In preparation to write about costs, I did go through a few "exercises" of accounting. I even started to write a blog entry entitled: Responsible Dog breeders- Simulating the Economy, but never finished it (it is still a draft in my folder) I have been tracking the health testing costs, feeding costs and the cost of breeding a well bred bitch to a well bred stud dog. Again, I started writing an article entitled: But I don't want a SHOW puppy: and other reactions to the price of a well bred puppy. Yup- it is still in draft form too. Seeing this article about the Tibetan Mastiff certainly makes me think about the cost of dogs and makes me feel I need to finalize those draft articles.

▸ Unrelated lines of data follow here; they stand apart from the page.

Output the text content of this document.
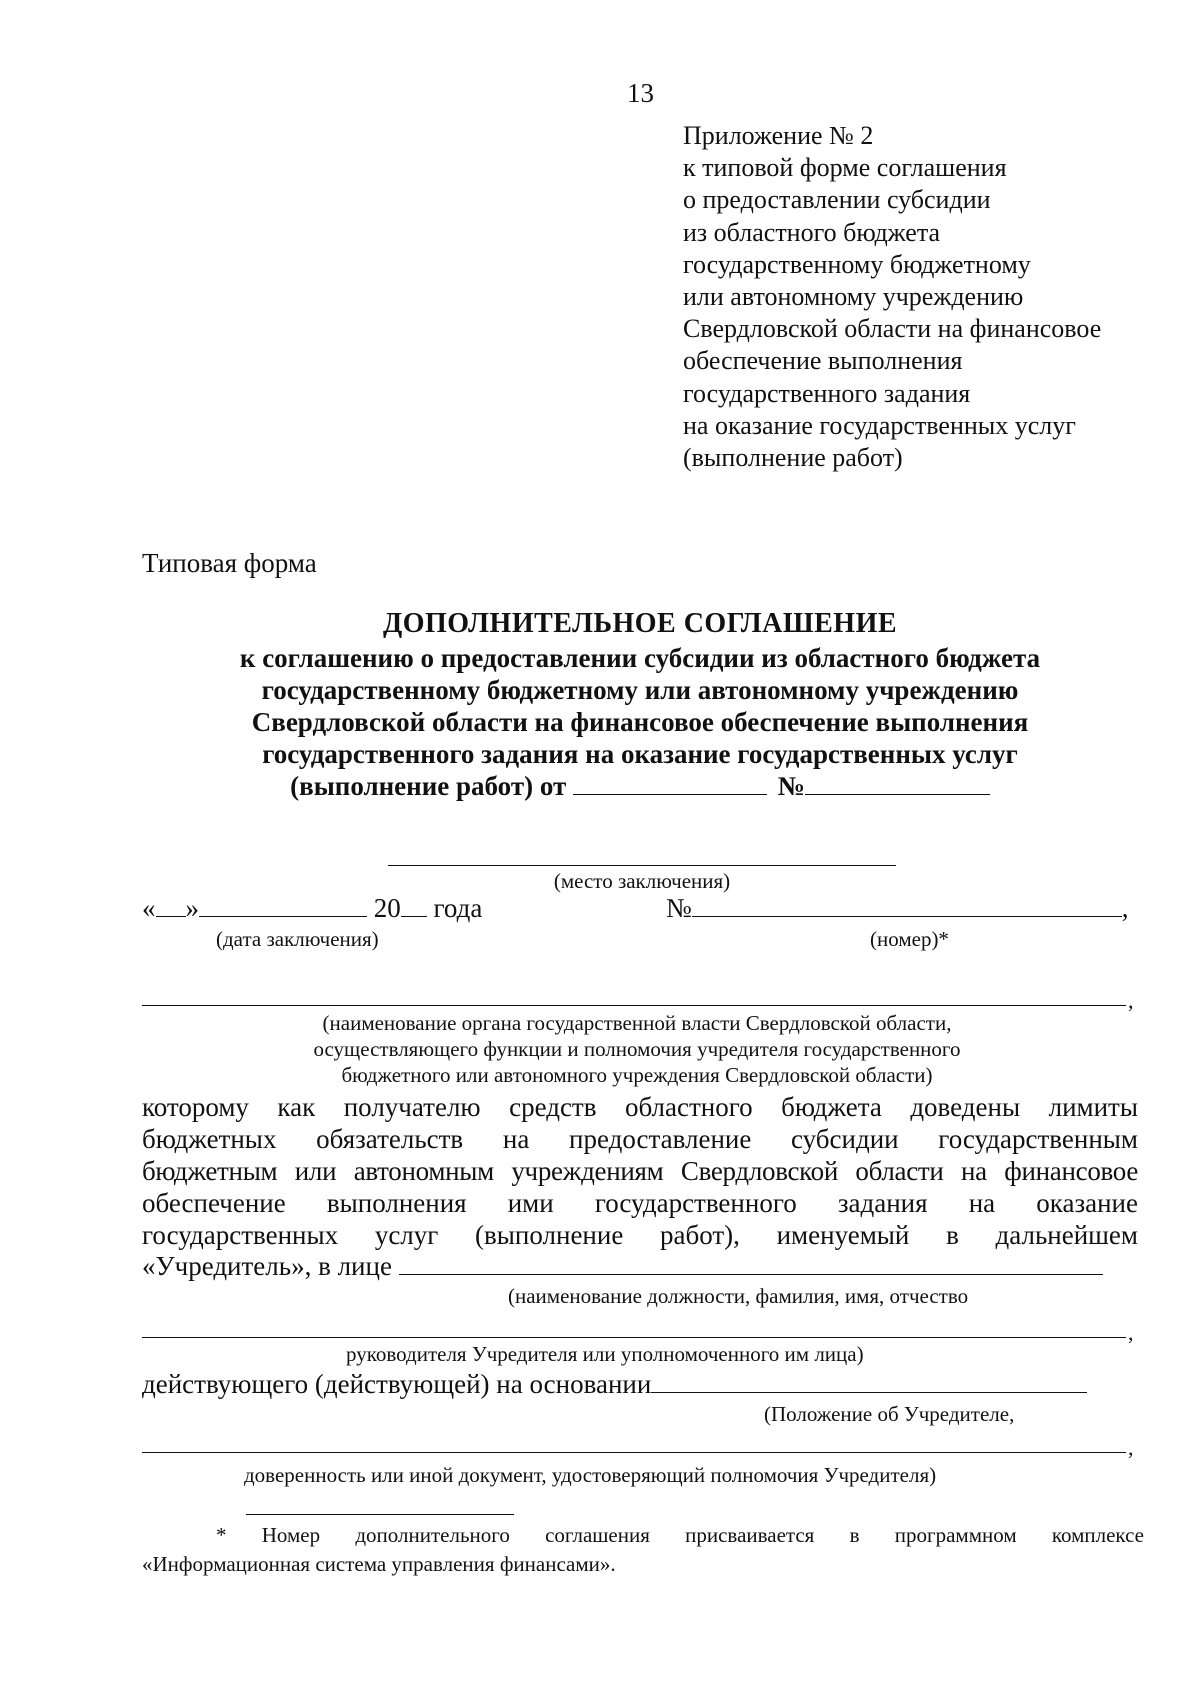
13
Приложение № 2
к типовой форме соглашения
о предоставлении субсидии
из областного бюджета
государственному бюджетному
или автономному учреждению
Свердловской области на финансовое
обеспечение выполнения
государственного задания
на оказание государственных услуг
(выполнение работ)
Типовая форма
ДОПОЛНИТЕЛЬНОЕ СОГЛАШЕНИЕ
к соглашению о предоставлении субсидии из областного бюджета
государственному бюджетному или автономному учреждению
Свердловской области на финансовое обеспечение выполнения
государственного задания на оказание государственных услуг
(выполнение работ) от	№
(место заключения)
« »	20 года	№	,
(дата заключения)	(номер)*
,
(наименование органа государственной власти Свердловской области,
осуществляющего функции и полномочия учредителя государственного
бюджетного или автономного учреждения Свердловской области)
которому как получателю средств областного бюджета доведены лимиты
бюджетных обязательств на предоставление субсидии государственным
бюджетным или автономным учреждениям Свердловской области на финансовое
обеспечение выполнения ими государственного задания на оказание
государственных услуг (выполнение работ), именуемый в дальнейшем
«Учредитель», в лице
(наименование должности, фамилия, имя, отчество
,
руководителя Учредителя или уполномоченного им лица)
действующего (действующей) на основании
(Положение об Учредителе,
,
доверенность или иной документ, удостоверяющий полномочия Учредителя)
* Номер дополнительного соглашения присваивается в программном комплексе
«Информационная система управления финансами».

To help me to organize my thoughts- I am going to attempt to do a poll on this blog. Seeing your answers will help me think of other questions, and look for other answers. Soooooo................ please help me out by answering the polls I am going to attempt. Thanks.


Safety Tip: Good Fences Make Good Neighbors

What is the purpose of a fence? It may seem like a silly question, but when you think about it, the answers do vary- so it is not that silly of a question. One of the first questions a breeder may ask of a prospective home is, “do you have a fenced yard?” If the answer is, “Yes” then a follow up question of, “what type of a fence is it?” needs to be asked- why? Because the answer to that question gets at the true nature of the purpose of the fence.

Fences that surround pools for example are there to provide the pool owner with “liability insurance” – to keep children and animals from “accidently falling in”. Some fences are decorative in nature. Some fences are for privacy so that your neighbors can’t see directly into your living space. Some fences are to protect the neighborhood children-outside the fence- from a large dog which is inside the fence. In the case of sheltie breeders, we want fences that will protect the dog-inside the fence- from the large dogs (and children) that are outside the fence. I consider fences to be a protection of my family member- a kind of “dog insurance”.

I am not a fan of Invisible fences. They do not serve to protect the dog within the fenced area from dangers that may come into the yard. I personally know of 5 people whose SHELTIES were KILLED by attacking dogs. Additionally, one dog that I bred and sold to a pet home was attacked by a large dog. This sheltie survived, but did have extensive damage. It happens a lot. I don’t know what it is about shelties, but they seem to wear a sign that says, “bite me”. I wouldn’t be surprised to have many of you leave comments saying things like, “yeah- a (such and such dog) attacked my sheltie while we were at the (park, agility trial, walking in the neighborhood….)”. Home associations might like invisible fences, but I don’t. They do not protect the dogs within their boundaries.

In my opinion, if the purpose of the fence is to enclose a dog, it must be an actual physical barrier. If it is not, then other dogs (or kids) can enter your yard and cause harm to your dog. This physical barrier must also reach the ground. There should not be spaces where a dog could squeeze out. Dogs can squeeze out of very small spaces.

I don’t always require prospective buyers to have fences. I often feel that people who get young puppies can teach the puppies boundaries, but be forewarned, when someone says to me, “I am always with them when they are outside”- just remember that just because you are out with them, it may not be enough to protect them. It does no good to see them get hit by the car. If you get a dog and you don’t have a fenced yard, you have to work doubly hard to help your dog understand boundaries, and this means that yes, they will test those boundaries, just to make sure you mean it. Hopefully, this will happen in your presence, and at a time when no car is coming, or big dog is chasing. If you do have an invisible fence, you should also never let your dog out unsupervised. It is just too dangerous for your dog.